5. Technical Advances and Methodological Insights
Significant technical advances underpin AceReason-Nemotron-1.1 7B:
- SFT and RL Synergy: SFT initialization quality is consistently predictive of final RL performance, and RL further narrows the SFT gap.
- RL Curricula: Progressive length extension and staged domain focus (math preceding code) enable the model to adapt its reasoning strategies dynamically.
- Entropy Management: Directly monitoring and tuning generation entropy via temperature is crucial for productive RL; a target entropy of 0.3 is an effective heuristic.
- Validation Practices: Response length filtering in early RL prevents degenerate behaviors, while its omission in late RL leads to more concise, practical outputs.
- Cross-Domain Transfer: RL on math tasks generalizes to improved code performance, supporting the hypothesis that complex symbolic reasoning underpins both domains.

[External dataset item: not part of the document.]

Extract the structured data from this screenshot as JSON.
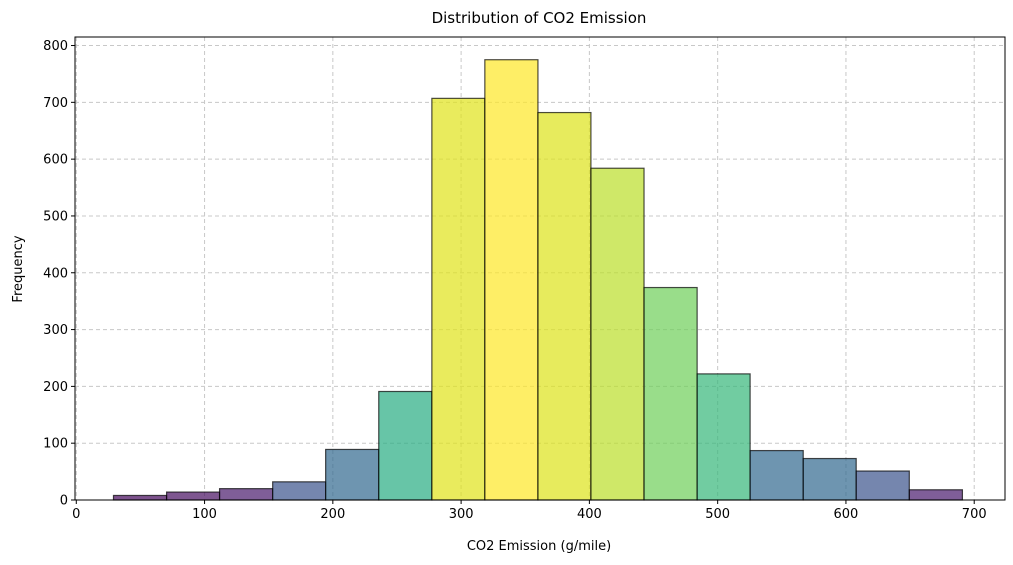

6. Release, Accessibility, and Ecosystem Support
AceReason-Nemotron-1.1 7B and its corresponding SFT/RL training data are openly released for academic and research use at:
https://huggingface.co/nvidia/AceReason-Nemotron-1.1-7B
The release includes model weights, SFT datasets, and evaluation scripts, supporting direct reproducibility and extension.
7. Broader Context and Impact
AceReason-Nemotron-1.1 7B marks a methodological advance in constructing compact, high-performance reasoning models. It demonstrates that a carefully engineered sequencing of SFT and RL—particularly with attention to data scales, sampling entropy, and curriculum design—allows relatively small models to rival larger or proprietary systems on rigorous, long-context reasoning tasks in both mathematics and code. This provides a replicable reference point for subsequent research in scalable LLM reasoning benchmarks and downstream applications requiring verifiable, high-confidence outputs.